We have previously reported univariate General Linear Model (GLM) analyses (Stern et al., 2003) that demonstrated a correlation between IQ and task-related activation differences between low and titrated demand conditions. In contrast, the regional covariance analysis employed in this paper first aimed to identify a network that underlies task performance in the experiment. We then determined whether individual expression of this network differed as a function of our reserve variables. Therefore, our method offers a more parsimonious account than the different voxels identified on the sole basis of the correlation of their activation with CR variables in the univariate analysis. Specifically, a task-related network whose expression also correlates with CR would provide a more convincing demonstration of having isolated a true neural substrate of CR via manipulation through an experimental design. The type-I error of erroneously detecting such a confluence of factors should be smaller than in univariate analyses where voxels of CR-related activation might bear no relationship to the task performed in the cognitive experiment.

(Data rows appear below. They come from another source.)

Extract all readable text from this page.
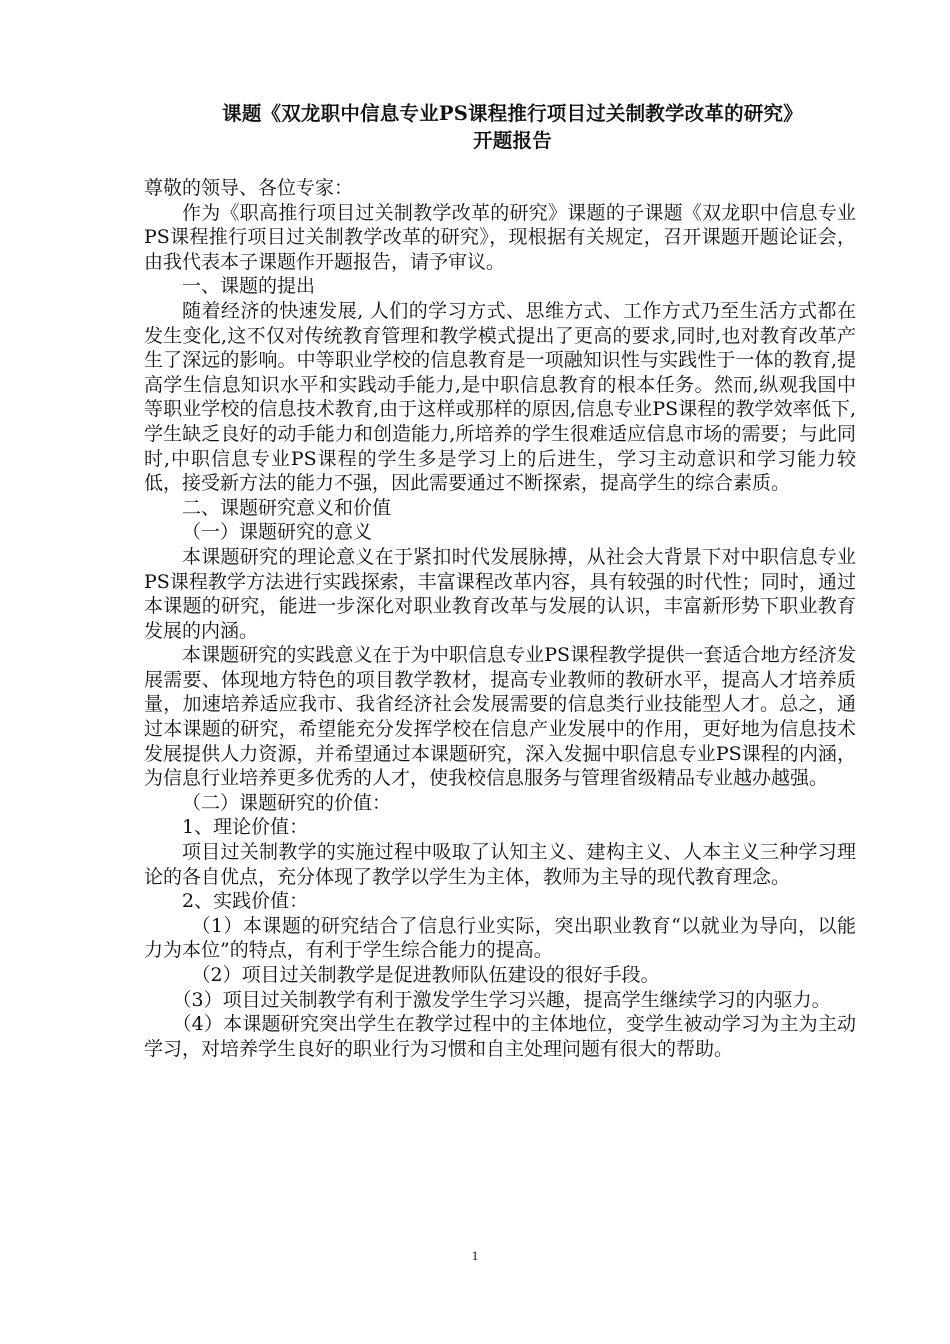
课题《双龙职中信息专业PS课程推行项目过关制教学改革的研究》
开题报告

尊敬的领导、各位专家：

作为《职高推行项目过关制教学改革的研究》课题的子课题《双龙职中信息专业PS课程推行项目过关制教学改革的研究》，现根据有关规定，召开课题开题论证会，由我代表本子课题作开题报告，请予审议。

一、课题的提出

随着经济的快速发展, 人们的学习方式、思维方式、工作方式乃至生活方式都在发生变化,这不仅对传统教育管理和教学模式提出了更高的要求,同时,也对教育改革产生了深远的影响。中等职业学校的信息教育是一项融知识性与实践性于一体的教育,提高学生信息知识水平和实践动手能力,是中职信息教育的根本任务。然而,纵观我国中等职业学校的信息技术教育,由于这样或那样的原因,信息专业PS课程的教学效率低下,学生缺乏良好的动手能力和创造能力,所培养的学生很难适应信息市场的需要；与此同时,中职信息专业PS课程的学生多是学习上的后进生，学习主动意识和学习能力较低，接受新方法的能力不强，因此需要通过不断探索，提高学生的综合素质。

二、课题研究意义和价值

（一）课题研究的意义

本课题研究的理论意义在于紧扣时代发展脉搏，从社会大背景下对中职信息专业PS课程教学方法进行实践探索，丰富课程改革内容，具有较强的时代性；同时，通过本课题的研究，能进一步深化对职业教育改革与发展的认识，丰富新形势下职业教育发展的内涵。

本课题研究的实践意义在于为中职信息专业PS课程教学提供一套适合地方经济发展需要、体现地方特色的项目教学教材，提高专业教师的教研水平，提高人才培养质量，加速培养适应我市、我省经济社会发展需要的信息类行业技能型人才。总之，通过本课题的研究，希望能充分发挥学校在信息产业发展中的作用，更好地为信息技术发展提供人力资源，并希望通过本课题研究，深入发掘中职信息专业PS课程的内涵，为信息行业培养更多优秀的人才，使我校信息服务与管理省级精品专业越办越强。

（二）课题研究的价值：

1、理论价值：

项目过关制教学的实施过程中吸取了认知主义、建构主义、人本主义三种学习理论的各自优点，充分体现了教学以学生为主体，教师为主导的现代教育理念。

2、实践价值：

（1）本课题的研究结合了信息行业实际，突出职业教育“以就业为导向，以能力为本位”的特点，有利于学生综合能力的提高。

（2）项目过关制教学是促进教师队伍建设的很好手段。

（3）项目过关制教学有利于激发学生学习兴趣，提高学生继续学习的内驱力。

（4）本课题研究突出学生在教学过程中的主体地位，变学生被动学习为主为主动学习，对培养学生良好的职业行为习惯和自主处理问题有很大的帮助。

1
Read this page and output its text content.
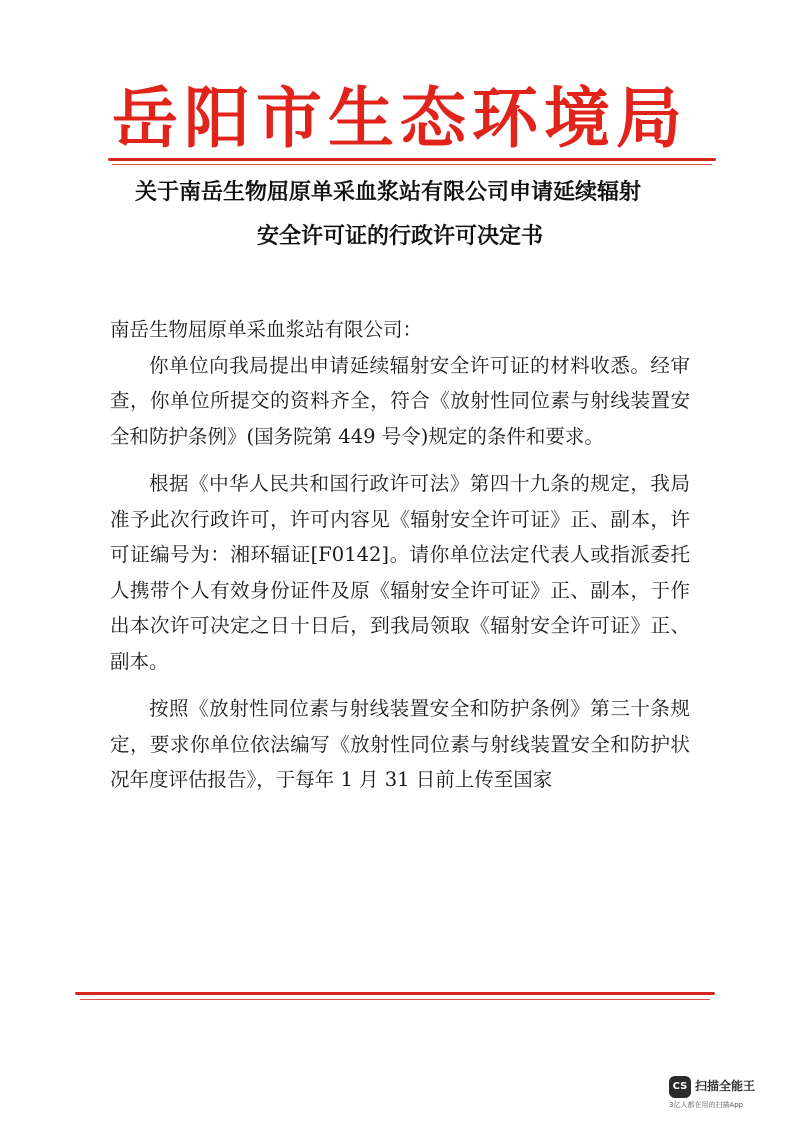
岳阳市生态环境局
关于南岳生物屈原单采血浆站有限公司申请延续辐射
安全许可证的行政许可决定书

南岳生物屈原单采血浆站有限公司：

你单位向我局提出申请延续辐射安全许可证的材料收悉。经审查，你单位所提交的资料齐全，符合《放射性同位素与射线装置安全和防护条例》(国务院第 449 号令)规定的条件和要求。

根据《中华人民共和国行政许可法》第四十九条的规定，我局准予此次行政许可，许可内容见《辐射安全许可证》正、副本，许可证编号为：湘环辐证[F0142]。请你单位法定代表人或指派委托人携带个人有效身份证件及原《辐射安全许可证》正、副本，于作出本次许可决定之日十日后，到我局领取《辐射安全许可证》正、副本。

按照《放射性同位素与射线装置安全和防护条例》第三十条规定，要求你单位依法编写《放射性同位素与射线装置安全和防护状况年度评估报告》，于每年 1 月 31 日前上传至国家

CS 扫描全能王
3亿人都在用的扫描App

Because univariate and multivariate analyses are truly complementary and focus on different signatures of the BOLD signal, it is difficult to judge whether they give congruent or incongruent results on the basis of statistically significant voxels identified in both analyses. For a scenario of very good experimental control it might be conceivable that a covariance pattern can be isolated whose highest voxel weights also exhibit significant group differences in a univariate analysis. However, the converse seems to be true more often: when several cognitive processes are simultaneously operational, only one of which is successfully manipulated by the experimental design, univariate and multivariate analyses might identify different brain regions. This is understandable given their different premises.